Introduction to case study
Amazon.com Business Strategy

It is important to understand Amazon.com's business strategy before analyzing its position in the internet retail industry. Amazon's annual report states that their mission is to offer "Earth's biggest selection" and to be "Earth's most customer-centric company, where customers can find and discover anything they want to buy." Specifically stated, their business strategy is to "offer customers low prices, convenience, and a wide selection of merchandise."

Amazon Inventory Segmentation

Amazon.com has competed on selection with traditional retailers since its inception. It is estimated that Amazon.com offers over 20 million items for sale through its website and affiliates (Anderson, 2004). Amazon.com is able to support this selection through its multi-tier
129 inventory network. The following is a description of the three tiers or echelons that comprise
Amazon.com's inventory network.

The website www.amazon.com owns the relationship with the customer. The first tier within the supply chain network is the Amazon.com distribution center network. Inventory is aggregated in distribution centers, which enables Amazon.com to carry less overall inventory than physical retailers that have to carry inventory in stores and DCs to support customers. The benefits of inventory aggregation are an improved ability to respond to fluctuations in geographic demand and high service level support with a lower level of safety stock.

The second-tier in the inventory model is composed of wholesaler and partner DCs. This tier includes drop shippers such as Ingram Book Distributors, Baker and Taylor, and other book distributors. Also CD distributors and other partners that are utilized to fulfill Amazon.com orders are also seen at this level. If Amazon.com is unable to fulfill the item from its DC, Amazon.com's IT systems can look into partner inventories to determine which party to assign the order. This prevents the Amazon.com customer from experiencing a stock-out for an item that Amazon.com carries but currently does not have in its own stock. It also allows Amazon.com to offer items that it does not sell directly through its inventory.

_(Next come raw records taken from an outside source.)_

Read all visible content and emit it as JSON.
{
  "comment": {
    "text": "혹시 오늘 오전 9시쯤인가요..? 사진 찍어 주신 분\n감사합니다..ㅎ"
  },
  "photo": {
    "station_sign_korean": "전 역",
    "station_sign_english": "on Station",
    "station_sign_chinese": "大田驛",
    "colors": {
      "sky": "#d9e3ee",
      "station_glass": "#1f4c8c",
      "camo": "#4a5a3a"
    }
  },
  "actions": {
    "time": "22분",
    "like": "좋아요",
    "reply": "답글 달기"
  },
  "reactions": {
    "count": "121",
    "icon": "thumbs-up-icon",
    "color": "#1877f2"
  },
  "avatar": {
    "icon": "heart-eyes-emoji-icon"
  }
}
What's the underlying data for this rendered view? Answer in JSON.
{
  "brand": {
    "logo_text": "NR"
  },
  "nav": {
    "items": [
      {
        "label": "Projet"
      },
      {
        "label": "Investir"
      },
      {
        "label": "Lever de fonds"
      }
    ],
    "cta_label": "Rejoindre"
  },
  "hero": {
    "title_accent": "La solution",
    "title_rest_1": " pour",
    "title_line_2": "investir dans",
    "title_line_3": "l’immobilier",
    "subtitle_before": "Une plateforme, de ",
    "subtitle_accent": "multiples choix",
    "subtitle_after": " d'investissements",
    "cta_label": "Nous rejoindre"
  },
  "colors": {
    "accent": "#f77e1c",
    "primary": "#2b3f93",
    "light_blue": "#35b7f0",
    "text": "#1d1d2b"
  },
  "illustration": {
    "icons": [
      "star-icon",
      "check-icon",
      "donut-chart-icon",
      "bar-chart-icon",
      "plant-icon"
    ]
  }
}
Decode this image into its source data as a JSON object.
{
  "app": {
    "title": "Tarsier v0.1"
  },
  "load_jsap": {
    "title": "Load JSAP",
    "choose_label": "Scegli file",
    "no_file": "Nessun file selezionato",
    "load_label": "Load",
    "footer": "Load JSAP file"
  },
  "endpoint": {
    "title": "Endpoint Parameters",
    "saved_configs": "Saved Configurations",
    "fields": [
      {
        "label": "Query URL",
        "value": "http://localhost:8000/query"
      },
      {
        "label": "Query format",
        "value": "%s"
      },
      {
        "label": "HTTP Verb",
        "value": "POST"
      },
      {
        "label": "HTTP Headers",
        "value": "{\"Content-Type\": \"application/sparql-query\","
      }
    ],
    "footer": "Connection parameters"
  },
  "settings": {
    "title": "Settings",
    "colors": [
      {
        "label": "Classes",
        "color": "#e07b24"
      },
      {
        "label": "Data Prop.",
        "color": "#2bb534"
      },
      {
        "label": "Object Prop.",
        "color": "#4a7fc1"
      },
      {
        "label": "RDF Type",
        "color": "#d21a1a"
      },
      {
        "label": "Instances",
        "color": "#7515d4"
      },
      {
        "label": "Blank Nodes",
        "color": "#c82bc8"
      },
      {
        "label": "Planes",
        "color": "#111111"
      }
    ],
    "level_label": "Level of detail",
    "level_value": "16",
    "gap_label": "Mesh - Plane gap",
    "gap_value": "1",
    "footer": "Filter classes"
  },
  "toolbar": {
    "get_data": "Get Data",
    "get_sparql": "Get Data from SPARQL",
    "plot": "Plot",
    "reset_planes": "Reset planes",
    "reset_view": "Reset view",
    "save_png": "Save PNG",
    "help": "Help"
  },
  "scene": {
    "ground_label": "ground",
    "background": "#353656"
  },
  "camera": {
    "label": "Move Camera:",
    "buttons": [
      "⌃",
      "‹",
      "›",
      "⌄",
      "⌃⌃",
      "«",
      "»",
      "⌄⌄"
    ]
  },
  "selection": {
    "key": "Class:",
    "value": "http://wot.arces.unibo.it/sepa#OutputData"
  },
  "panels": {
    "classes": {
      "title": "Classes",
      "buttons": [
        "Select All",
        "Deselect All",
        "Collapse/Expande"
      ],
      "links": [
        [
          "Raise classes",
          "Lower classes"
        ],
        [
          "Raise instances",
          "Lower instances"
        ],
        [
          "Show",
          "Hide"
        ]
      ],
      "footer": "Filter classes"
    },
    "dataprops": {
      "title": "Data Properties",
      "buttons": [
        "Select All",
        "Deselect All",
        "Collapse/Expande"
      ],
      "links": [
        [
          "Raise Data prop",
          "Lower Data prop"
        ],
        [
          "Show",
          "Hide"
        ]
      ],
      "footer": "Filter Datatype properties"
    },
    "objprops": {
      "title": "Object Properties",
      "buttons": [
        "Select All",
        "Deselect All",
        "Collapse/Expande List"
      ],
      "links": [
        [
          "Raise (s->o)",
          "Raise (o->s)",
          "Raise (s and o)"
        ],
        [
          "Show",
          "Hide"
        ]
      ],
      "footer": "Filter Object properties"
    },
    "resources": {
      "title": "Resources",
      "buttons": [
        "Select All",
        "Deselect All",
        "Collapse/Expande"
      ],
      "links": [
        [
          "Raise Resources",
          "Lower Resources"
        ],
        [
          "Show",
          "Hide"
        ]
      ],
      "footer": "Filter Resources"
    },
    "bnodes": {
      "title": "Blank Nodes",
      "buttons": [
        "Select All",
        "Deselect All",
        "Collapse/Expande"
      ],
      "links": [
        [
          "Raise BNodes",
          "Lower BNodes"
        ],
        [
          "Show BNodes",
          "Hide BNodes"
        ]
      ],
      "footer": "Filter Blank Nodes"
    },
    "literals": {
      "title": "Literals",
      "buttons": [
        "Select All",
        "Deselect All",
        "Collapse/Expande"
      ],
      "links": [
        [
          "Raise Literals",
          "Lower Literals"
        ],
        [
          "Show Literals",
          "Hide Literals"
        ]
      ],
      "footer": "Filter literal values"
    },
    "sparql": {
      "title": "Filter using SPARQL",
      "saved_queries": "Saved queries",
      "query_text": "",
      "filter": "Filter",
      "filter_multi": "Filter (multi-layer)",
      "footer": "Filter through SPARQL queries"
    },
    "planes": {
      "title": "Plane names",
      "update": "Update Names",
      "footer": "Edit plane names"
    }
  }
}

Publishers, manufacturers, vendors, and third-party sellers comprise the third-tier in the Amazon.com multi-tier inventory model. These parties further enable Amazon.com to offer the nearly unlimited selection that they offer. Additionally, products sourced from these entities enable Amazon.com to avoid distributor markups, reduce their dependency on distributors, and improve margins.The graphical representation of Amazon.com's three-tier inventory model is shown on the following page.

In this model, Amazon.com IT systems pass information to each tier in the supply chain model. Physical products can then flow from any tier to the customer. Furthermore, partners in second and third tier replenish Amazon.com distribution centers with their inventory.